FOX HOUSE, FORMERLY THE FOX PUB
The Fox used to be known as the Fox and Goose. Renamed the Fox some time between 1888 and 1916. In 1893, it was still a possession of the Hampden family, and it was purchased from the Rt. Hon. Thomas Walter Viscount Harpden (Lord of the Manor) and the Rt. Hon. Katherine Mary Viscountess Hampden by Greens King in 1919.
Its recorded landlords include:
1842: John Bocking
1844: William Barker (also a wheelwright)
1855: Samuel Collett [whose gravestone, opposite, is near the south porch of the church. Click here to see the inscription.]
1874: John Day
1888: Richard Hayward [Click to see headstone]
1900: R B Jevons
1916: George Shore (by this time it was named ''The Fox")
1925: Mrs. Rose Anna Gooch [Click here to see the headstone]
The Fox was described in 1936 by Yeoman in his "Pocket Histories of Suffolk Parishes": "Perhaps one of the most imposing landmarks in Great Bradley is the hostelry which still bravely flaunts the sign of the fox, and thus symbolises the ancient inns of England, for today so many of the local houses of refreshment bear a kind of mass produced sign, in which there is nothing either beautiful or enlightening. And the Fox at Great Bradley is one of those places which well deserves a touch of originality, for the building itself is not only old, with all the attractions of age, but congenial of aspect, and thus certainly inviting, so that it seems like some pleasant survival of a friendly past, existing nobly amid the less appealing atmosphere of an age far more hurried and much less colourful"
1937: Nathan Gooch
Nathan Gooch is remembered today as being the blind landlord. Strangers, unaware of his disability, would be astounded to learn that he was blind, for he would serve them with their drinks, take their money and give them change with the confidence and assurance of a sighted person. His gravestone is in the Churchyard.
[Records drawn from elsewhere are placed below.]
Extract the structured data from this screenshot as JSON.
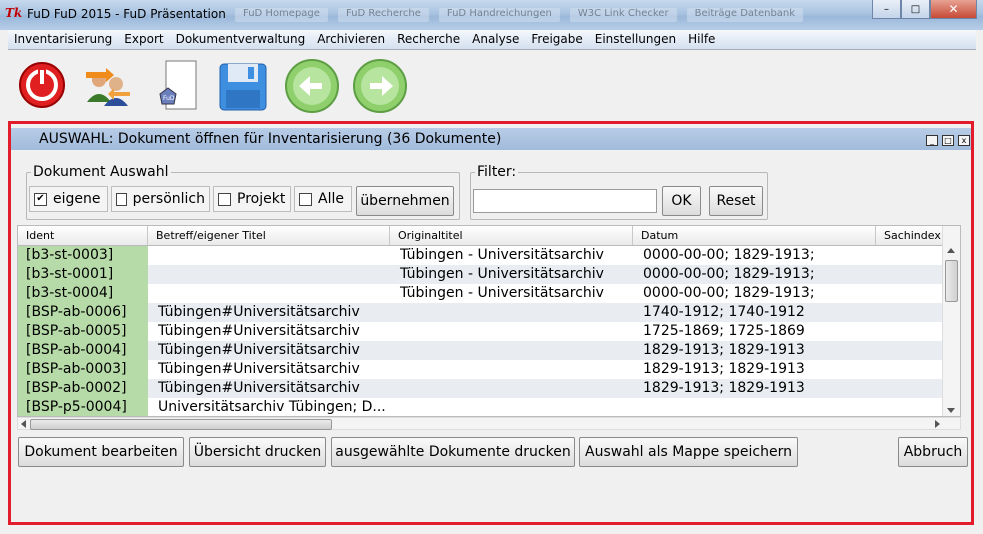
{
  "window": {
    "title": "FuD FuD 2015 - FuD Präsentation",
    "app_icon": "Tk",
    "background_tabs": [
      "FuD Homepage",
      "FuD Recherche",
      "FuD Handreichungen",
      "W3C Link Checker",
      "Beiträge Datenbank"
    ],
    "controls": {
      "minimize": "–",
      "maximize": "□",
      "close": "✕"
    }
  },
  "menu": [
    "Inventarisierung",
    "Export",
    "Dokumentverwaltung",
    "Archivieren",
    "Recherche",
    "Analyse",
    "Freigabe",
    "Einstellungen",
    "Hilfe"
  ],
  "toolbar": {
    "icons": [
      "power-exit-icon",
      "users-exchange-icon",
      "new-document-icon",
      "save-disk-icon",
      "arrow-back-icon",
      "arrow-forward-icon"
    ],
    "fud_badge": "FuD"
  },
  "panel": {
    "title": "AUSWAHL: Dokument öffnen für Inventarisierung (36 Dokumente)",
    "mini_controls": [
      "_",
      "□",
      "x"
    ]
  },
  "document_selection": {
    "legend": "Dokument Auswahl",
    "options": [
      {
        "label": "eigene",
        "checked": true,
        "mark": "✔"
      },
      {
        "label": "persönlich",
        "checked": false
      },
      {
        "label": "Projekt",
        "checked": false
      },
      {
        "label": "Alle",
        "checked": false
      }
    ],
    "apply_label": "übernehmen"
  },
  "filter": {
    "legend": "Filter:",
    "value": "",
    "ok_label": "OK",
    "reset_label": "Reset"
  },
  "table": {
    "columns": [
      "Ident",
      "Betreff/eigener Titel",
      "Originaltitel",
      "Datum",
      "Sachindex"
    ],
    "rows": [
      [
        "[b3-st-0003]",
        "",
        "Tübingen - Universitätsarchiv",
        "0000-00-00; 1829-1913;"
      ],
      [
        "[b3-st-0001]",
        "",
        "Tübingen - Universitätsarchiv",
        "0000-00-00; 1829-1913;"
      ],
      [
        "[b3-st-0004]",
        "",
        "Tübingen - Universitätsarchiv",
        "0000-00-00; 1829-1913;"
      ],
      [
        "[BSP-ab-0006]",
        "Tübingen#Universitätsarchiv",
        "",
        "1740-1912; 1740-1912"
      ],
      [
        "[BSP-ab-0005]",
        "Tübingen#Universitätsarchiv",
        "",
        "1725-1869; 1725-1869"
      ],
      [
        "[BSP-ab-0004]",
        "Tübingen#Universitätsarchiv",
        "",
        "1829-1913; 1829-1913"
      ],
      [
        "[BSP-ab-0003]",
        "Tübingen#Universitätsarchiv",
        "",
        "1829-1913; 1829-1913"
      ],
      [
        "[BSP-ab-0002]",
        "Tübingen#Universitätsarchiv",
        "",
        "1829-1913; 1829-1913"
      ],
      [
        "[BSP-p5-0004]",
        "Universitätsarchiv Tübingen; D...",
        "",
        ""
      ]
    ]
  },
  "actions": {
    "edit": "Dokument bearbeiten",
    "print_overview": "Übersicht drucken",
    "print_selected": "ausgewählte Dokumente drucken",
    "save_as_folder": "Auswahl als Mappe speichern",
    "cancel": "Abbruch"
  },
  "colors": {
    "frame_red": "#e21c2a",
    "ident_green": "#b7dba8",
    "panel_header": "#a9c2e0"
  }
}
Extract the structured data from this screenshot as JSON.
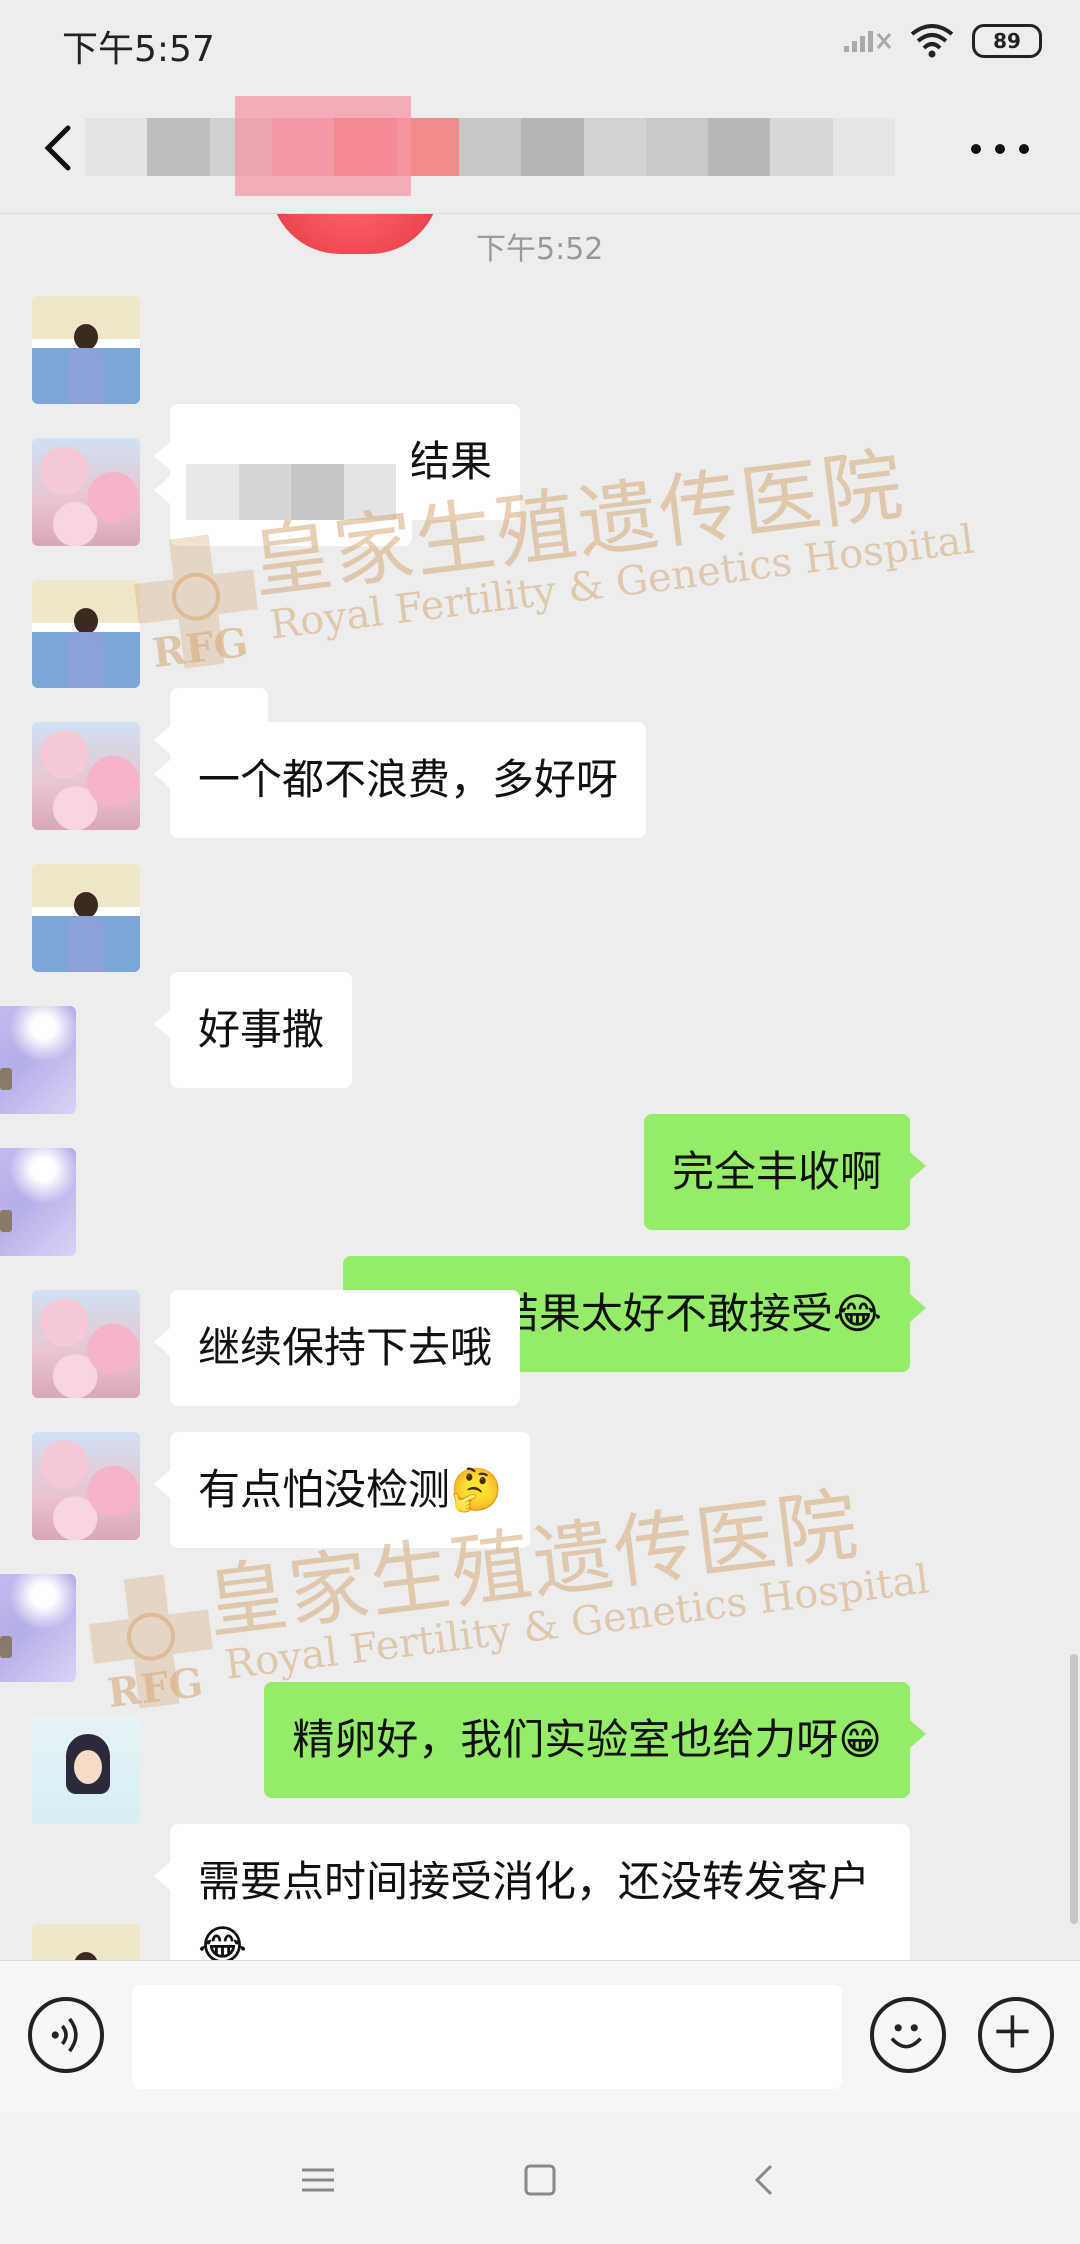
{
  "status_bar": {
    "time": "下午5:57",
    "battery": "89"
  },
  "header": {
    "title": ""
  },
  "chat": {
    "timestamp": "下午5:52",
    "messages": [
      {
        "side": "left",
        "avatar": "man",
        "text": "下午才出的结果"
      },
      {
        "side": "left",
        "avatar": "blossom",
        "text": ""
      },
      {
        "side": "left",
        "avatar": "man",
        "text": "😁"
      },
      {
        "side": "left",
        "avatar": "blossom",
        "text": "一个都不浪费，多好呀"
      },
      {
        "side": "left",
        "avatar": "man",
        "text": "好事撒"
      },
      {
        "side": "right",
        "avatar": "purple",
        "text": "完全丰收啊"
      },
      {
        "side": "right",
        "avatar": "purple",
        "text": "是不是结果太好不敢接受😂"
      },
      {
        "side": "left",
        "avatar": "blossom",
        "text": "继续保持下去哦"
      },
      {
        "side": "left",
        "avatar": "blossom",
        "text": "有点怕没检测🤔"
      },
      {
        "side": "right",
        "avatar": "purple",
        "text": "精卵好，我们实验室也给力呀😁"
      },
      {
        "side": "left",
        "avatar": "girl",
        "text": "需要点时间接受消化，还没转发客户😂"
      }
    ]
  },
  "watermark": {
    "name_cn": "皇家生殖遗传医院",
    "name_en": "Royal Fertility & Genetics Hospital",
    "logo_text": "RFG"
  },
  "input_bar": {
    "placeholder": ""
  },
  "icons": {
    "back": "back-arrow-icon",
    "more": "more-dots-icon",
    "voice": "voice-icon",
    "emoji": "emoji-icon",
    "plus": "plus-icon"
  }
}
We received this in 2010, from his grandson, Graham Hopwood: "I read with interest the famous people section on your village website. I thought you might wish to consider using this photograph of my grandfather standing outside the Fox. I suspect the original photograph was for a national newspaper article since the reverse of it shows a Fleet St photographers address. One of my recollections includes a game played in the narrow Tap room of the Fox. It required players to flick a penny coin through a small hole in a bench alongside one wall whilst sitting on a bench on the opposite side*. One of the players would tap a finger as near to the hole as possible and my grandfather would take his turn. In my memory of course he always won! As stated on your site when serving customers he was adept at identifying the correct coinage and paper money offered and returned as change. Locals often tried to catch him out by proffering a lower denomination note but he always ran these through two extended fingers and was able to distinguish between ten shilling, pound, five, ten pound notes etc. It was I remember a favourite game and amused all, particularly visitors."
* The game was called Pitch Penny. A hole was cut into a seat and each person played with 12 pennies (2 people per side). Those who threw the most pennies into the hole won the lot. There was also a Pin Shed where skittles were played.
1957: Nathan Gooch Jnr and Violet Gooch
I wanted to inform you that Mr. Nathan Cecil Gooch (my father) took over "The Fox" from my grandfather " Nathan Gooch" in or around 1957. He and my mother, Violet Gooch ran this establishment until early 1967 when they retired. Unfortunately, 8 weeks after his retirement, my father died of a heart attack. After many long years of work I feel that they deserve to be in the history of this fine establishment. Thank you - Monica Hayward, resident of Virginia, USA
Tony Mills, previously of Oakdene, Evergreen Lane, sent us this in 2007, about the Great Bradley football team
Re: The football club. The football field was on a meadow behind Evergreen Lane houses which is now the Clarendale estate. Yes they did loose most of the time- and lose by double figures! The teams used the pub called The Fox Inn (which is now residential) for their changing rooms, plus the referee, before making their way up to Clarendale for the match. The Cowlinge road as far as I am aware was never used for this and I am fairly certain as my father in law, Cecil Gooch, was the landlord of The Fox at the time. Regards Tony Mills,
1981: Dennis Pugh with his wife Jean Pugh
1986: The Fox closed its doors for the last time. The publicans were Ernie & Daisy Watts, who retired to Wickhambrook.